Benediction (Terence Davies, 2021)
Added 2021-09-14 02:43:00 +0000 UTC
For CINEMA SCOPE's 2021 TIFF Coverage:
Terence Davies’ latest film focuses on World War I and its aftermath, a period that has been his cinematic lodestar since his early short films. Benediction meticulously recreates the complex world of its subject, anti-war poet Siegfried Sassoon (Jack Lowden as a young man, Peter Capaldi later in life). But the film does much more than this. It articulates a vision of authoritarianism, one that suggests it is a mindset more threatened by minor deviation than outright rebellion. Sassoon, a lieutenant in the British Army, faced court martial not because he refused to fight (he was decorated for valour), but because he believed that the war was being prolonged for political gain, by generals who had never experienced trench warfare.
He is committed for the “nervous illness” of stepping out of line. After beginning a relationship with fellow sanitarium patient, poet Wilfred Owen (Matthew Tennyson), Sassoon recognizes that his homosexuality is another minor transgression. He is a soldier, a patriot, and committed to the social fabric. But loving men makes him an outsider in modern life. This is something we take for granted in historical representations, but Davies, for one of the first times in his career, emphasizes the normalcy of gayness, suggesting that it is the ultimate triviality of desiring one sex and not another that provokes authoritarian hatred.

Following from this approach, Benediction represents a new frankness in Davies’ depiction of gay desire.

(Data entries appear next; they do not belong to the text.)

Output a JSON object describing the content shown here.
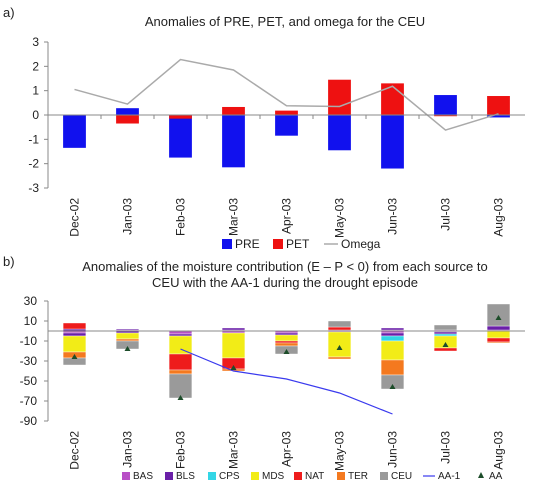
{
  "panel_a": {
    "letter": "a)",
    "legend": [
      {
        "label": "PRE",
        "color": "#1111ee",
        "kind": "swatch"
      },
      {
        "label": "PET",
        "color": "#ee1111",
        "kind": "swatch"
      },
      {
        "label": "Omega",
        "color": "#aaaaaa",
        "kind": "line"
      }
    ]
  },
  "panel_b": {
    "letter": "b)",
    "legend": [
      {
        "label": "BAS",
        "color": "#b84fc6",
        "kind": "swatch"
      },
      {
        "label": "BLS",
        "color": "#6a1fa8",
        "kind": "swatch"
      },
      {
        "label": "CPS",
        "color": "#33d6e6",
        "kind": "swatch"
      },
      {
        "label": "MDS",
        "color": "#f2ec17",
        "kind": "swatch"
      },
      {
        "label": "NAT",
        "color": "#ee1c1c",
        "kind": "swatch"
      },
      {
        "label": "TER",
        "color": "#f4791f",
        "kind": "swatch"
      },
      {
        "label": "CEU",
        "color": "#9a9a9a",
        "kind": "swatch"
      },
      {
        "label": "AA-1",
        "color": "#3a3aee",
        "kind": "line"
      },
      {
        "label": "AA",
        "color": "#1d4d2a",
        "kind": "marker"
      }
    ]
  },
  "chart_data": [
    {
      "type": "bar",
      "title": "Anomalies of PRE, PET, and omega for the CEU",
      "categories": [
        "Dec-02",
        "Jan-03",
        "Feb-03",
        "Mar-03",
        "Apr-03",
        "May-03",
        "Jun-03",
        "Jul-03",
        "Aug-03"
      ],
      "ylim": [
        -3,
        3
      ],
      "yticks": [
        -3,
        -2,
        -1,
        0,
        1,
        2,
        3
      ],
      "grid": false,
      "legend_position": "bottom",
      "series": [
        {
          "name": "PRE",
          "type": "bar",
          "values": [
            -1.35,
            0.28,
            -1.75,
            -2.15,
            -0.85,
            -1.45,
            -2.2,
            0.82,
            -0.1
          ]
        },
        {
          "name": "PET",
          "type": "bar",
          "values": [
            0.0,
            -0.35,
            -0.15,
            0.33,
            0.18,
            1.45,
            1.3,
            -0.05,
            0.78
          ]
        },
        {
          "name": "Omega",
          "type": "line",
          "values": [
            1.05,
            0.45,
            2.28,
            1.85,
            0.38,
            0.35,
            1.18,
            -0.62,
            0.05
          ]
        }
      ]
    },
    {
      "type": "bar",
      "title": "Anomalies of the moisture contribution (E – P < 0) from each source to CEU with the AA-1 during the drought episode",
      "title_lines": [
        "Anomalies of the moisture contribution (E – P < 0) from each source to",
        "CEU with the AA-1 during the drought episode"
      ],
      "categories": [
        "Dec-02",
        "Jan-03",
        "Feb-03",
        "Mar-03",
        "Apr-03",
        "May-03",
        "Jun-03",
        "Jul-03",
        "Aug-03"
      ],
      "ylim": [
        -90,
        30
      ],
      "yticks": [
        30,
        10,
        -10,
        -30,
        -50,
        -70,
        -90
      ],
      "grid": false,
      "legend_position": "bottom",
      "stacked": true,
      "stacks": [
        [
          {
            "name": "BAS",
            "value": 0
          },
          {
            "name": "BLS",
            "value": 2
          },
          {
            "name": "NAT",
            "value": 6
          }
        ],
        [
          {
            "name": "BAS",
            "value": 1
          },
          {
            "name": "BLS",
            "value": 1
          }
        ],
        [
          {
            "name": "BAS",
            "value": 0
          }
        ],
        [
          {
            "name": "BAS",
            "value": 1
          },
          {
            "name": "BLS",
            "value": 2
          }
        ],
        [
          {
            "name": "BAS",
            "value": 0
          }
        ],
        [
          {
            "name": "BAS",
            "value": 1
          },
          {
            "name": "NAT",
            "value": 3
          },
          {
            "name": "CEU",
            "value": 6
          }
        ],
        [
          {
            "name": "BAS",
            "value": 1
          },
          {
            "name": "BLS",
            "value": 2
          }
        ],
        [
          {
            "name": "BAS",
            "value": 1
          },
          {
            "name": "CEU",
            "value": 5
          }
        ],
        [
          {
            "name": "BAS",
            "value": 1
          },
          {
            "name": "BLS",
            "value": 4
          },
          {
            "name": "CEU",
            "value": 22
          }
        ]
      ],
      "negative_stacks": [
        [
          {
            "name": "BAS",
            "value": -2
          },
          {
            "name": "BLS",
            "value": -3
          },
          {
            "name": "MDS",
            "value": -16
          },
          {
            "name": "TER",
            "value": -6
          },
          {
            "name": "CEU",
            "value": -7
          }
        ],
        [
          {
            "name": "BLS",
            "value": -2
          },
          {
            "name": "MDS",
            "value": -6
          },
          {
            "name": "TER",
            "value": -2
          },
          {
            "name": "CEU",
            "value": -8
          }
        ],
        [
          {
            "name": "BAS",
            "value": -3
          },
          {
            "name": "BLS",
            "value": -2
          },
          {
            "name": "MDS",
            "value": -18
          },
          {
            "name": "NAT",
            "value": -16
          },
          {
            "name": "TER",
            "value": -4
          },
          {
            "name": "CEU",
            "value": -24
          }
        ],
        [
          {
            "name": "BAS",
            "value": -2
          },
          {
            "name": "MDS",
            "value": -25
          },
          {
            "name": "NAT",
            "value": -11
          },
          {
            "name": "TER",
            "value": -2
          }
        ],
        [
          {
            "name": "BAS",
            "value": -2
          },
          {
            "name": "BLS",
            "value": -2
          },
          {
            "name": "MDS",
            "value": -6
          },
          {
            "name": "NAT",
            "value": -2
          },
          {
            "name": "TER",
            "value": -3
          },
          {
            "name": "CEU",
            "value": -8
          }
        ],
        [
          {
            "name": "BAS",
            "value": -1
          },
          {
            "name": "MDS",
            "value": -25
          },
          {
            "name": "TER",
            "value": -2
          }
        ],
        [
          {
            "name": "BAS",
            "value": -2
          },
          {
            "name": "BLS",
            "value": -3
          },
          {
            "name": "CPS",
            "value": -5
          },
          {
            "name": "MDS",
            "value": -19
          },
          {
            "name": "TER",
            "value": -15
          },
          {
            "name": "CEU",
            "value": -14
          }
        ],
        [
          {
            "name": "BAS",
            "value": -1
          },
          {
            "name": "BLS",
            "value": -2
          },
          {
            "name": "CPS",
            "value": -2
          },
          {
            "name": "MDS",
            "value": -12
          },
          {
            "name": "NAT",
            "value": -3
          }
        ],
        [
          {
            "name": "MDS",
            "value": -7
          },
          {
            "name": "NAT",
            "value": -4
          },
          {
            "name": "TER",
            "value": -1
          }
        ]
      ],
      "series": [
        {
          "name": "AA-1",
          "type": "line",
          "x": [
            "Feb-03",
            "Mar-03",
            "Apr-03",
            "May-03",
            "Jun-03"
          ],
          "values": [
            -18,
            -40,
            -48,
            -62,
            -83
          ]
        },
        {
          "name": "AA",
          "type": "marker",
          "values": [
            -26,
            -18,
            -67,
            -37,
            -21,
            -17,
            -56,
            -14,
            13
          ]
        }
      ]
    }
  ]
}
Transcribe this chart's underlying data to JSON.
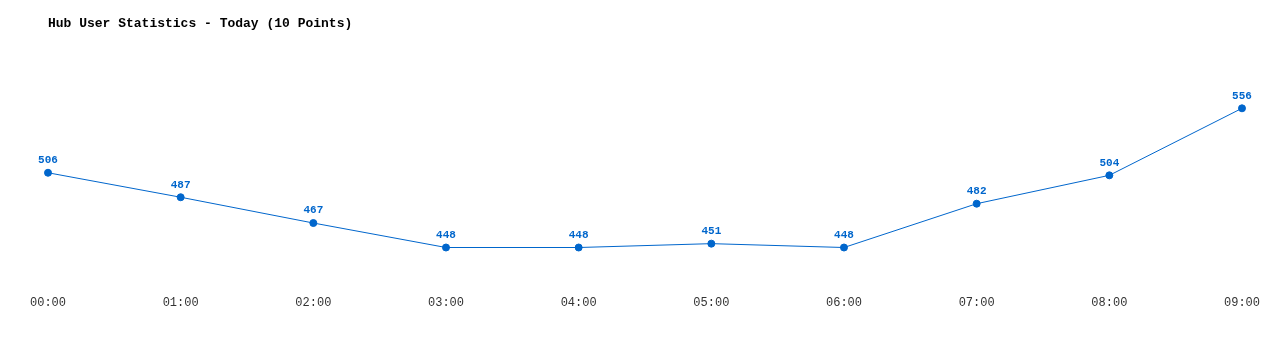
{
  "chart_data": {
    "type": "line",
    "title": "Hub User Statistics - Today (10 Points)",
    "categories": [
      "00:00",
      "01:00",
      "02:00",
      "03:00",
      "04:00",
      "05:00",
      "06:00",
      "07:00",
      "08:00",
      "09:00"
    ],
    "series": [
      {
        "color": "#0066cc",
        "values": [
          506,
          487,
          467,
          448,
          448,
          451,
          448,
          482,
          504,
          556
        ]
      }
    ],
    "data_labels": true,
    "grid": false,
    "legend": false,
    "marker": "circle",
    "line_style": "solid"
  }
}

This, combined with a series of anti-realistic formal choices, almost suggests that Davies has taken inspiration from his late countryman Derek Jarman. Through its extensive use of found footage from the war, as well as back-projections, unstable diegesis, and other experimental techniques, Davies explores the shattered souls of the men who were sent to execute the Great War.
Sassoon discovers that he is not alone, but is forced to the margins of society. Throughout his life, Sassoon meets other men such as himself, who ache for “the love that dare not speak its name.” This includes a kindly military psychologist (Ben Daniels) and later, a group of creative luminaries that includes legendary songwriter Ivor Novello (Jeremy Irvine) Sassoon’s eventual decision to marry a kind woman (Kate Williams), for companionship as well as legitimacy, is seen by Davies as a necessary compromise, one that does not provoke misery, but merely places true happiness just beyond his grasp. In Benediction, the difference between obedience and defiance is razor thin. And as Davies demonstrates through the frequent use of Sassoon’s mournful verse, warmongering and homophobia are simply two faces of the same culture of death.